Tsahal traite les médias en ennemis

Par Pierre Veilletet, président de Reporters sans frontières et Robert Ménard, secrétaire général de Reporters sans frontières (LE MONDE, 05/09/06):

Gaza, 27 août. Deux missiles israéliens frappent une voiture de l’agence de presse Reuters. Un des deux journalistes est grièvement blessé. Les ONG protestent. Tsahal réplique : ils “n’auraient pas dû être là”. Quelques mots, quelques lignes relatent l’incident et on passe à autre chose. Les victimes dans cette partie du monde sont si nombreuses, n’est-ce pas ? Au Liban, dans les territoires palestiniens, en Irak. C’est vrai, il y a toujours plus grave.

Pourtant, cette nouvelle bavure des forces israéliennes mérite un peu plus d’attention. Et pour des raisons qui ne sont pas forcément corporatistes.

D’abord, il ne s’agit pas d’une exception. Depuis 2000, plus de soixante journalistes ont été blessés par balles alors qu’ils couvraient le conflit entre Israéliens et Palestiniens. Dans l’écrasante majorité des cas, ces blessures ont été occasionnées par des tirs israéliens. Pas moins de cinq journalistes ont été tués. Eux aussi par des soldats de Tsahal. Cela fait beaucoup. Beaucoup trop si l’on ajoute à cette liste les journalistes blessés ou tués par les bombardements de cet été au Liban. D’autant que jamais les causes de ces “accidents” n’ont été clairement établies, faute d’enquêtes dignes de ce nom. Et, bien sûr, personne n’a été ni condamné, ni poursuivi, ni même inquiété. Ainsi l’intention s’efface-t-elle derrière une fatalité qu’on s’empresse d’oublier.

Il y a plus. Ces dernières semaines apportent la preuve que les autorités israéliennes ont désormais une conviction : elles peuvent, au nom de la sécurité de leurs citoyens, faire taire ceux qui partagent et diffusent les points de vue de leurs “ennemis”. On ne comptait déjà plus les radios et les télévisions palestiniennes détruites durant la seconde Intifada. On a maintenant en mémoire le bombardement des studios ou des émetteurs de plusieurs télévisions libanaises. D’Al-Manar, la télévision du Hezbollah, à la chaîne LBC, une sorte de TF1 à la mode beyrouthine.

Est-ce légitime ? La réponse est non. Catégoriquement non. Le droit international l’affirme sans équivoque : en vertu des Conventions de Genève, les équipements comme les installations des médias sont des biens de caractère civil et bénéficient, à ce titre, de la protection qui leur est due. Même dans le cas d’Al-Manar ? Oui, même dans le cas de cette télévision qui, selon Israël, constitue une cible militaire légitime dans la mesure où elle relaie la propagande de l’un des belligérants. Un argument spécieux : le droit international humanitaire précise que la propagande, inhérente à tout conflit, a pour but de soutenir le moral de la population et ne peut être considérée comme un objectif militaire. Les “médias de propagande” ne remplissent en aucun cas des critères comme la “contribution effective à l’action militaire” ou “l’avantage militaire précis” requis pour justifier leur destruction.
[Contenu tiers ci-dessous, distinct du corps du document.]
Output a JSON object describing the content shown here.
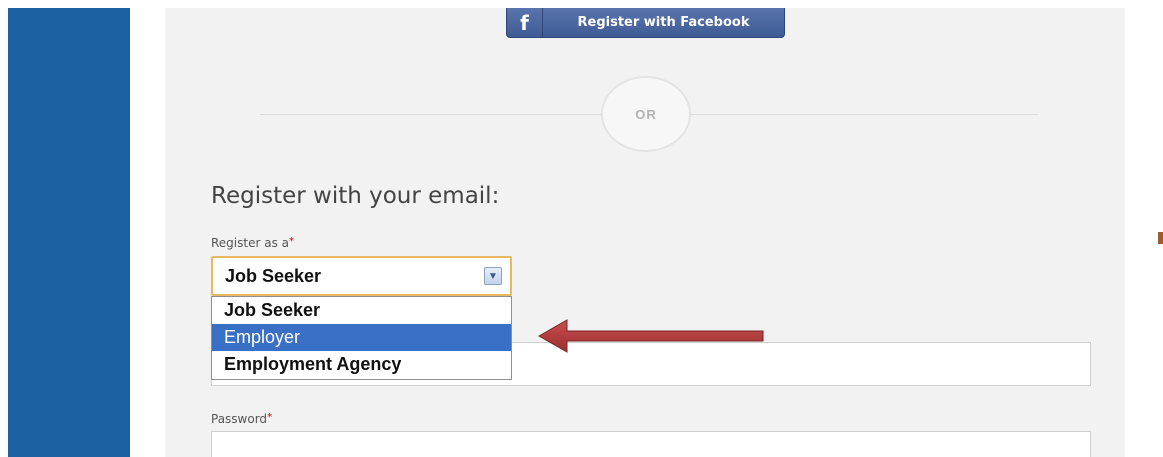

Quant aux professionnels de l’information, ils bénéficient du même statut que les personnes civiles et doivent être protégés en tant que telles. Rien, absolument rien, n’autorise l’assimilation des journalistes en particulier et des médias en général à des objectifs militaires.

Les autorités israéliennes ont manifestement choisi d’ignorer le droit. Tout comme d’ailleurs l’OTAN quand ses forces ont bombardé, en pleine guerre du Kosovo, les bâtiments de la télévision serbe de Belgrade, provoquant la mort de 16 personnes. Ou l’aviation américaine lorsqu’elle a détruit les locaux d’Al-Jazira à Kaboul et à Bagdad. Hélas, la logique de guerre l’emporte toujours sur le respect de ces lois. Même pour des pays qui se targuent d’être des Etats de droit et d’en exporter le modèle de libertés et de démocratie.

Evidemment, les propos tenus sur certains de ces médias – par exemple, ce feuilleton rageusement antisémite diffusé par Al-Manar – nous indignent, et c’est un faible mot. Une indignation qui ne peut cependant justifier qu’on transgresse les règles établies par la communauté des nations. Sans se gargariser de grandes phrases, il faut rappeler que la fin ne justifie jamais tous les moyens. Sauf à se déconsidérer et, du même coup, à disqualifier les valeurs qu’on est censé défendre.

La liberté de la presse que chacun invoque du haut des tribunes, trémolos dans la voix, n’est pas seulement valable pour soi-même et ses amis. Elle doit aussi l’être pour ses ennemis.